Après les conséquences du coup d’Etat dans la ville provençale imaginaire de Plassans et le milieu parisien des affaires, Emile Zola nous plonge cette fois dans les Halles de Paris, récemment inaugurées à l’ouverture du roman, et véritable centre et ventre de la capitale du Second Empire.

Contrairement aux deux premiers romans qui étaient clairement centrés sur des personnages issus d’une ou l’autre branche de la grande famille des Rougon-Macquart, celui-ci ne les fait apparaître qu’à travers des personnages secondaires.

Le principal « héros » du récit, c’est Florent, un républicain revenu à Parois après s’être évadé du bagne de Cayenne où il avait été déporté injustement pour le meurtre de plusieurs gendarmes, un crime qu’il n’avait en réalité par commis. L’arrivée de Florent à Paris va dérégler la petite vie des Halles de Paris et des commerçants qui y ont leurs habitudes.

Les Halles sont presque le personnage principal du roman. Emile Zola nous décrit les commerçants et leurs produits. C’est le livre de la description des corps : le gras des bien nourris est glorifié, les maigres sont mal vus, ils inspirent la méfiance, leur maigreur cache forcément de sombres secrets.

L’auteur nous raconte également les rivalités, les jalousies, les querelles, les mesquineries entre les commerçants des Halles. Comme il l’avait fait pour le microcosme mondain dans La Curée, Émile Zola dresse le portrait des petits commerçants parisiens, les habitués des Halles nouvellement ouvertes.

Les Halles, c’est aussi le royaume de la rumeur, des ragots qu’on s’échange sur les étals, souvent sans preuve, lâchés pour ternir la réputation de tel ou telle marchande ou marchande avec qui on a eu querelle la veille à propos du prix ou de la qualité d’un produit.

La politique n’est pas absente, avec les discussions entre aspirants révolutionnaires le soir autour d’un verre, et surtout la passionnante et éclairante conversation entre les époux Quenu, où est exposée la position, éminemment conservatrice, des petits commerçants qui ne souhaitent que la stabilité du régime, quel qu’il soit, tant qu’il garantit la prospérité du commerce.

Le Ventre de Paris est un roman difficile à lire : certains passages sont passionnants, d’autres sont moins accessibles.
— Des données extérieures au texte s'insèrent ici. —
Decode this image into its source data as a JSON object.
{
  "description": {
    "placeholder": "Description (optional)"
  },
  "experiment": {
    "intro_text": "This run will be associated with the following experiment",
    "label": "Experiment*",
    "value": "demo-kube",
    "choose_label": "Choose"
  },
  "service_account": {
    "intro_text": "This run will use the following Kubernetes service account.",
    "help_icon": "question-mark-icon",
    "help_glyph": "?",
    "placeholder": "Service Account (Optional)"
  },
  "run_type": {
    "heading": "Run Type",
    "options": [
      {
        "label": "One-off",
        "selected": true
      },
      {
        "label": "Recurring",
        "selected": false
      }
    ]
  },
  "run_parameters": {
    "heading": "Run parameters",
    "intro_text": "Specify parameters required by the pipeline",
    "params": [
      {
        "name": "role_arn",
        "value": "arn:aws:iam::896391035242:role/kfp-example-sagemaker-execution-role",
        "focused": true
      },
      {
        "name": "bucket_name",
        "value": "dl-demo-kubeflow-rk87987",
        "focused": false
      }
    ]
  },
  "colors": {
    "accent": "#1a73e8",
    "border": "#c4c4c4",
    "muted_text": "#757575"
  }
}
Si je peux me permettre l’expression, je dois dire que j’ai fait une indigestion à la cinquième ou sixième description d’une boutique et des produits que l’on peut y trouver.

Malgré ce style parfois lourd, on retrouve l’ironie et la causticité d’Emile Zola pour dresser un portrait sans concession d’une partie de la société du Second Empire. Ce n’est donc pas mon roman préféré de la saga, mais il s’agit tout de même d’une brique essentielle dans un ouvrage qui s’annonce monumental.

Je vais poursuivre ma découverte des Rougon-Macquart, même si pour éviter une nouvelle indigestion je vais sans doute lire un autre roman qui n’aura rien à voir, avant de replonger dans le Second Empire vu par Emile Zola.


Le Ventre de Paris (Les Rougon-Macquart #3), Emile Zola

Note : ★★★☆☆

2 réflexions sur “Le Ventre de Paris (Les Rougon-Macquart #3)

  1. C’est marrant, je trouve pour ma part le style de Zola limpide, jamais lourd. Et ce qui m’a frappé, c’est la modernité de la langue (Balzac, 50 ans plus tôt écrit das un français beaucoup plus daté, et dans 30 ans, je pense que ce que je viens de dire sera daté, parce que la langue de Zola touche à sa fin. Dans 30 ans, on aura du mal à lire Zola, abreuvé des « tkt, wesh, je gère en mode easy » – tentative ratée d’écrire jeune, mais tu vois l’idée).
    Modernité du propos aussi. Macron, c’est vraiment Napoleon III

    1. Lourd n’est peut-être pas le bon terme, et il est vrai que Zola se lit bien. C’est surtout l’accumulation de descriptions de boutiques et de produits alimentaires, évidemment voulue par le cadre et le thème du roman, qui m’ont fait frôler l’indigestion.

      Je me suis fait la même réflexion sur la comparaison entre Macron et Napoléon III, avec ce mélange entre libéralisme économique et autoritarisme politique, le tout en s’appuyant sur la bourgeoisie et les milieux d’affaires.